パソコンを操作している律子が、動画について説明する。
「再び現れたこの怪獣は、何の前触れもなく現れては、暴れるでもなく突然消えるを繰り返してる。そしてもう一つ、目撃情報が飛び交ってるのが……」
「この少女ってこと?」
千早が動画の隅に映り込んだ、蒼いリボンを身につけている少女の後ろ姿を指差した。
「ええ。通称、蒼いリボンの少女。あの怪獣が現れる時、必ず現場にいる。しかも……」
動画の中の少女が腕を持ち上げると、その腕が一瞬激しく光り……閃光とともに少女もハイパーゼットンも消えていた。
「怪獣が消えると一緒に姿を消す。怪獣と何か関係があるのは間違いないわね……」
「怪獣を操ってた宇宙人の仲間じゃないの?」
美希が質問すると、律子はその可能性を否定した。
「仲間がいたんだったら、あの時一人で戦わなかったはずよ」
「じゃあ、こいつは一体何者なんだ」
ガイの問いかけに肩をすくめる律子。
「それは調べてみないと分かりませんね。目的が分かれば、すぐにでも突き止められるところなんですが……」
蒼いリボンの少女について、美希と伊織が意見を交わす。
「捜そうにも、怪獣が出てくる時以外じゃ目撃されてないんだよね。見つけ出せるかな?」
「赤いリボンの少女だったらここにいるんだけどねぇ」
春香を指差して嘆息する伊織。一方で律子はハイパーゼットンと少女の目撃情報の地点をパソコン上で纏める。
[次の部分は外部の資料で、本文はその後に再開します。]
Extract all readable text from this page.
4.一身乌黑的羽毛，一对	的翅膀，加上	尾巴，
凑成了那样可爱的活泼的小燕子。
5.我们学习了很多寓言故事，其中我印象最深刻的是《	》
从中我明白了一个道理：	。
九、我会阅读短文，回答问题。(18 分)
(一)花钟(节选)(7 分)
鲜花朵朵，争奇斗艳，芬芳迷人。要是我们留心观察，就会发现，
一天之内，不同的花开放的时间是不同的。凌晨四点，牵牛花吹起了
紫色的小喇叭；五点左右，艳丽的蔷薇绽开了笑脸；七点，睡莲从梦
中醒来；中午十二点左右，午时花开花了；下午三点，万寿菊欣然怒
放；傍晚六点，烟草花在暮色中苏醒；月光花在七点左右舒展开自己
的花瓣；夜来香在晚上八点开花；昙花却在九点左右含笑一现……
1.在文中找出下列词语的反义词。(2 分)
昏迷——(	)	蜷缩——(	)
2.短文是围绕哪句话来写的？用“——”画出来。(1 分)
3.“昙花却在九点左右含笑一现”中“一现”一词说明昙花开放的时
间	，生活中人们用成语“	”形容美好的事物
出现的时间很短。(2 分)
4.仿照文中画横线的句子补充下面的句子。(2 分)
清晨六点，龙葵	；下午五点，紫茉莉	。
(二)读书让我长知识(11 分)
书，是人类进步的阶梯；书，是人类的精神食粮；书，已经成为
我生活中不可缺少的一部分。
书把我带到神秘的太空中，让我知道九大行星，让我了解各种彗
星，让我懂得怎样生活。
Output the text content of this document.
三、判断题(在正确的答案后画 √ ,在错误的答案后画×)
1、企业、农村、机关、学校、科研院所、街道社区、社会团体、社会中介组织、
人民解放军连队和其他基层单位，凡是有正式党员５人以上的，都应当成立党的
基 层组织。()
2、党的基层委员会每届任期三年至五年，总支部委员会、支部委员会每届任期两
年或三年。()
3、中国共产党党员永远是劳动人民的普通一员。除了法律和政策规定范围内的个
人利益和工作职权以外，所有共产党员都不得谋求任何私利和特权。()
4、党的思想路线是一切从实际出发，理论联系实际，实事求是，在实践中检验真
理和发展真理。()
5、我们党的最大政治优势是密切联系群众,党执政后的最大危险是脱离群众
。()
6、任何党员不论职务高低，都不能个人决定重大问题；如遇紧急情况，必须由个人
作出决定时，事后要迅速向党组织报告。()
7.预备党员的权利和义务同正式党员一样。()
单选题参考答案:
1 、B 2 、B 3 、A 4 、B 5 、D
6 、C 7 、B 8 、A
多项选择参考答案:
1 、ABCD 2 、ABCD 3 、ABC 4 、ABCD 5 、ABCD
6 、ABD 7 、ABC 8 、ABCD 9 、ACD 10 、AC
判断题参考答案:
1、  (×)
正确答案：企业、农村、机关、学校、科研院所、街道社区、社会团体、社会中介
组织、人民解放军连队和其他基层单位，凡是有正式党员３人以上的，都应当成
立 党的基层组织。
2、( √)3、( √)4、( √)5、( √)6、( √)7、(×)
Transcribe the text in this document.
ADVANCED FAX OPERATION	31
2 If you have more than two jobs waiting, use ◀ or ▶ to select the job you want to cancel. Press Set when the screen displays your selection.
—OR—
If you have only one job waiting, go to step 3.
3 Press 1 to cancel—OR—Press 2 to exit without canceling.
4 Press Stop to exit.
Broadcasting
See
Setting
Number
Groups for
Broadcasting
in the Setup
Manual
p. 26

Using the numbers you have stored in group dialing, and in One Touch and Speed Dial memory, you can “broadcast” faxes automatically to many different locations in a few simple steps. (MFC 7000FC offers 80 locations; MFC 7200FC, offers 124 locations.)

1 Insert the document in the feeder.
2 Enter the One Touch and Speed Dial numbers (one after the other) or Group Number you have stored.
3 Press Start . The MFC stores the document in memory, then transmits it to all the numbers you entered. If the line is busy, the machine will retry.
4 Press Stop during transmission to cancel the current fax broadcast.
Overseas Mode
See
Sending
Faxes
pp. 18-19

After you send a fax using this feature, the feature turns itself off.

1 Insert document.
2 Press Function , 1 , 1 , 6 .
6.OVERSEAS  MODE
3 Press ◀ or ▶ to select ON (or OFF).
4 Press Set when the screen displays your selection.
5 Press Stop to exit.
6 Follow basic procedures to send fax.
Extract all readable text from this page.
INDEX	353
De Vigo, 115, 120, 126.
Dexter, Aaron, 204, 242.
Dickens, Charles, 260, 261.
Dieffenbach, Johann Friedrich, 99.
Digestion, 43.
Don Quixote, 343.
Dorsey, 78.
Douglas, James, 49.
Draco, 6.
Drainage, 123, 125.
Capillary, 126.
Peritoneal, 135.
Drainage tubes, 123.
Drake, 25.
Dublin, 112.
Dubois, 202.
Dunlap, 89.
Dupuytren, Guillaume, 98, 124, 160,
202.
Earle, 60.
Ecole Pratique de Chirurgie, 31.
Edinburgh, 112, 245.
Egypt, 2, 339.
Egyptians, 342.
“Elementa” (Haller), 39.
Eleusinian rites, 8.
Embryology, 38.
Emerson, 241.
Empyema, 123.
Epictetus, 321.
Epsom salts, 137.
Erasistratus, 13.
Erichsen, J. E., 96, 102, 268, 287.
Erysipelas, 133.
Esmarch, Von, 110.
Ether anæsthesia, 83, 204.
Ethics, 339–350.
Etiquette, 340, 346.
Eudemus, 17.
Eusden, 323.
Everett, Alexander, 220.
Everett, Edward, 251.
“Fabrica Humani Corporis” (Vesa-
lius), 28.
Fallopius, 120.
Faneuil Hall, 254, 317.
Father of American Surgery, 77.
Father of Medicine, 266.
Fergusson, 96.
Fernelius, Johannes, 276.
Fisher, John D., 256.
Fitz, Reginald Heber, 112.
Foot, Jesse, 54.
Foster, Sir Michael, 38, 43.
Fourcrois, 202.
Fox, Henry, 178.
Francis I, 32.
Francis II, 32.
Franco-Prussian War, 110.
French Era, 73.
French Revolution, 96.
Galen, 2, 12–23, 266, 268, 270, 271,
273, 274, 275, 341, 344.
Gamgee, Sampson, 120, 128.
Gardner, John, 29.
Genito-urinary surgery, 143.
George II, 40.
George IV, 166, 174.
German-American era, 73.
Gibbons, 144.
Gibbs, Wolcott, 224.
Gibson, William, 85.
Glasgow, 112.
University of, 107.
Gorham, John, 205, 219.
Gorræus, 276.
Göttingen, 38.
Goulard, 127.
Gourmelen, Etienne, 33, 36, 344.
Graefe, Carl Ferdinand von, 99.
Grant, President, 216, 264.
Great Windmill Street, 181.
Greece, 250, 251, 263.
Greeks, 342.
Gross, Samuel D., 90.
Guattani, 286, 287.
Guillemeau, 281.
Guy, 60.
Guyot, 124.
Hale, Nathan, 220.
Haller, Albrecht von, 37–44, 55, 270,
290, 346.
「怪獣と少女の出現、消息地点から推測すれば、行動範囲は絞り込めるわ。その中に行動拠点がある可能性は高いわね」
そう語る律子に指示を出すガイ。
「すぐやってくれ。今はまだ目立った動きはないとはいえ、このまま何もしないでいる保証はない。早急に手を打たなくちゃな」
「でも、前に一度やっつけた奴じゃないの。暴れ出したところで、また倒してしまえばいい話じゃない」
楽観する伊織だが、それを咎めるようにガイは言った。
「いや、ゼットンはエネルギーを蓄えるほどにどんどん強さを増していく怪獣だ。一回目の戦闘から大分日にちが経ってる……。次も同じように倒せるとは限らないぜ」
「えっ、そうなの……?」
伊織が若干青ざめていると、律子が早くも少女の行動範囲を割り出していた。
「出たわ! 少女の方は、この地域に潜伏してる可能性が大ね」
「よくやってくれた。どれどれ……」
ガイたちは律子が赤く染めた地図の一点を確かめた。
すると変な声を上げた者が一人いた。――千早だった。
「えっ? そんな……ここって……!」
「千早ちゃん?」「千早さん?」
春香、美希らは怪訝そうに千早に振り向いた。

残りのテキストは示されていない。